L 98-59 d: A World Unlike Any Other
The specific exoplanet identified in this study, known as L 98-59 d, orbits a star approximately 35 light-years from Earth. Observations from the James Webb Space Telescope, combined with data from terrestrial observatories, reveal that this planet is about 1.6 times the size of Earth and possesses a surprisingly low density. Crucially, its atmosphere contains significant quantities of hydrogen sulphide.
Previously, astronomers would have classified such a world into one of two established categories: a "gas-dwarf" composed of rock with a hydrogen-rich atmosphere, or a water world featuring ice and deep oceans. However, the new research definitively shows that L 98-59 d represents something entirely different—a novel planetary type dominated by heavy sulphur molecules.
Revealing the Planet's Internal Structure
To unravel the mysteries of L 98-59 d, researchers employed sophisticated computer simulations to model its evolution from its formation around five million years ago to the present day. This approach allowed them to interpret the telescope data and infer the planet's internal composition.
The findings are extraordinary. The planet's mantle consists of molten silicate, similar to lava found on Earth. Beneath this layer lies a vast, planet-spanning ocean of magma. This subterranean reservoir acts as a deep storage facility for sulphur, preventing it from escaping into space.

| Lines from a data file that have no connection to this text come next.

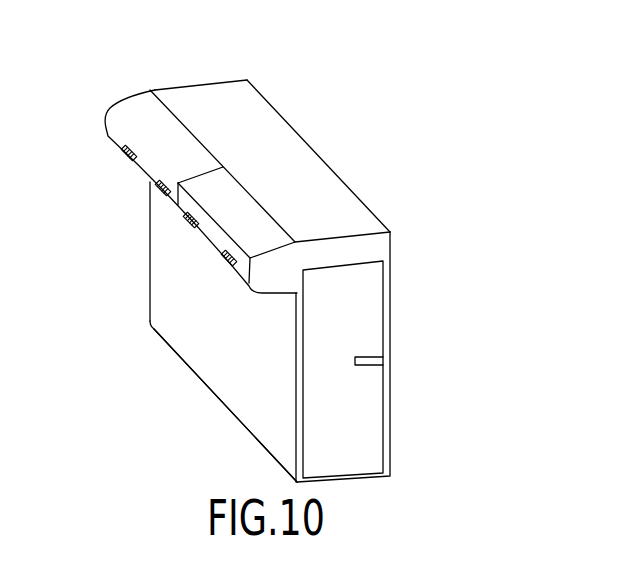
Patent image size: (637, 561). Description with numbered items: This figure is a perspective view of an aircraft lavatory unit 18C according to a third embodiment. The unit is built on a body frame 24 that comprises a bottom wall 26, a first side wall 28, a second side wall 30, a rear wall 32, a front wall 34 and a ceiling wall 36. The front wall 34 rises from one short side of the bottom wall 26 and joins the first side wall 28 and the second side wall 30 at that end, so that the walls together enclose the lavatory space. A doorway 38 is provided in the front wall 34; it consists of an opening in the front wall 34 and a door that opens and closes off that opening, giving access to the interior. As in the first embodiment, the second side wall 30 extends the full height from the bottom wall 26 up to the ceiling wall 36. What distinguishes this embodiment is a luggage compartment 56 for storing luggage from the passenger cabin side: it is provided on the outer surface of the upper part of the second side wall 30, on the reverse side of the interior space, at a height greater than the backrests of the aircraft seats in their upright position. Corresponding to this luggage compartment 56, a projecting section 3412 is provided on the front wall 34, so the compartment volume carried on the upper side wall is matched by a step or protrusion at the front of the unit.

The aircraft lavatory unit 18C is at (309, 76).
The body frame 24 is at (196, 58).
The ceiling wall 36 is at (272, 128).
The first side wall 28 is at (320, 155).
The luggage compartment 56 is at (128, 167).
The rear wall 32 is at (148, 242).
The second side wall 30 is at (196, 300).
The bottom wall 26 is at (225, 406).
The front wall 34 is at (362, 248).
The doorway 38 is at (370, 306).
The projecting section 3412 is at (273, 278).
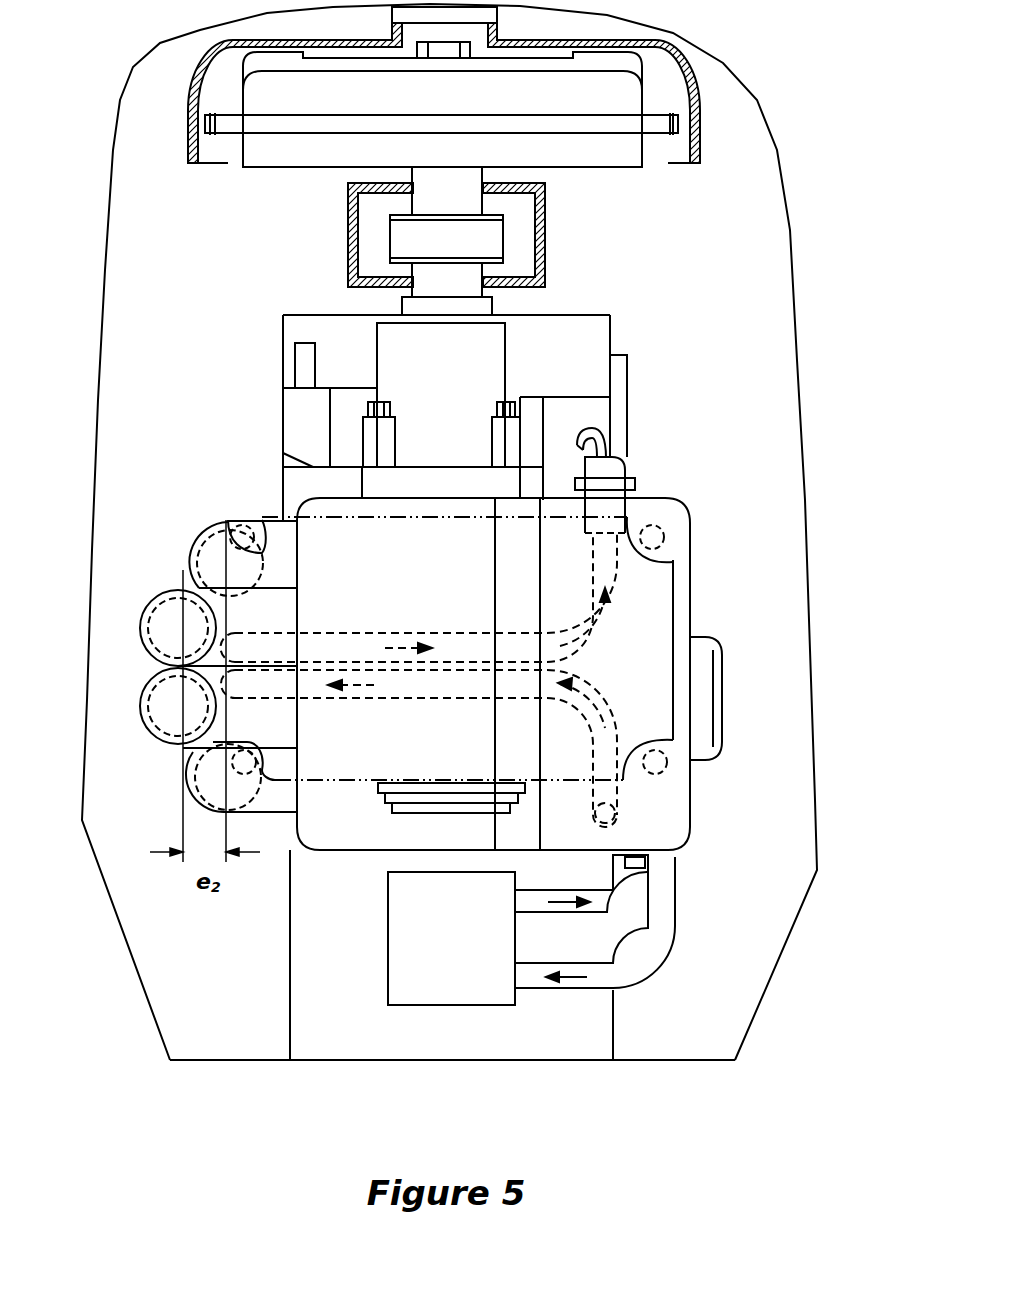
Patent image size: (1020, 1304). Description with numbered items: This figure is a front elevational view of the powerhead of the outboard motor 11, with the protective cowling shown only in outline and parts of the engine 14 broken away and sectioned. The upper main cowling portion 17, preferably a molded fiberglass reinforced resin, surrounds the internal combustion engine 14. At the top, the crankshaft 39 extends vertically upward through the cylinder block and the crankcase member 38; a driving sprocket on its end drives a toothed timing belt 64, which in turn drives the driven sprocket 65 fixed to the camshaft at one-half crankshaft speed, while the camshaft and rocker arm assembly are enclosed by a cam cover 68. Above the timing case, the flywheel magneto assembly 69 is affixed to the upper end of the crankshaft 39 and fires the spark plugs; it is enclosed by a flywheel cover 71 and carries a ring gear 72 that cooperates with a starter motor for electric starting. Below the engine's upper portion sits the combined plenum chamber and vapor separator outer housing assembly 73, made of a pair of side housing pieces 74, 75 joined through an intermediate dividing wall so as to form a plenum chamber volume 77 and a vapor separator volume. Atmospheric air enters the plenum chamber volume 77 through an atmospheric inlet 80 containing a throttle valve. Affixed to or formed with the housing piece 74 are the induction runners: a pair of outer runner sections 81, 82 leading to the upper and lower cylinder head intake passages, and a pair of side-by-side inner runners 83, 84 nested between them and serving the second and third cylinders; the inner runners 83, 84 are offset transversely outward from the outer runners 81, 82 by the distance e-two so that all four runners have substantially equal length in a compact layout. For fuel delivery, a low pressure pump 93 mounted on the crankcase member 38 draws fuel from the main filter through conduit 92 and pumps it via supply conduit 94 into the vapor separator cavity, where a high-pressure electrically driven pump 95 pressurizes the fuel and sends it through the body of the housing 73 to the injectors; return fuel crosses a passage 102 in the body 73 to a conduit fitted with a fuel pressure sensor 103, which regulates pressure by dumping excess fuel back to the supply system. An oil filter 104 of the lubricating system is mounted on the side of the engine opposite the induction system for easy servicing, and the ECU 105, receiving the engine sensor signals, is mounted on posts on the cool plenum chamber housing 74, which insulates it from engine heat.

This permanent magma ocean plays a critical role in maintaining the planet's hydrogen-rich atmosphere and sulphur-bearing gases like hydrogen sulphide. Without this molten layer, intense X-ray radiation from the host star would strip these volatile materials away into the void of space.
Implications for Planetary Science and the Search for Life
The research team speculates that many more planets of this nature could exist throughout the galaxy. This suggests that the current astronomical classification system for small planets may be overly simplistic, failing to capture the true breadth of planetary variety. Some of these undiscovered world types might even possess conditions capable of supporting alien life.
"This discovery suggests that the categories astronomers currently use to describe small planets may be too simple," stated Harrison Nicholls from the University of Oxford, the lead author of the study. "While this molten planet is unlikely to support life, it reflects the wide diversity of the worlds which exist beyond the Solar System. We may then ask: what other types of planet are waiting to be uncovered?"
The study, titled 'Volatile-rich evolution of molten super-Earth L 98-59 d', has been published in the prestigious journal Nature Astronomy. It marks a significant leap forward in our understanding of planetary formation and the potential for exotic environments in distant star systems.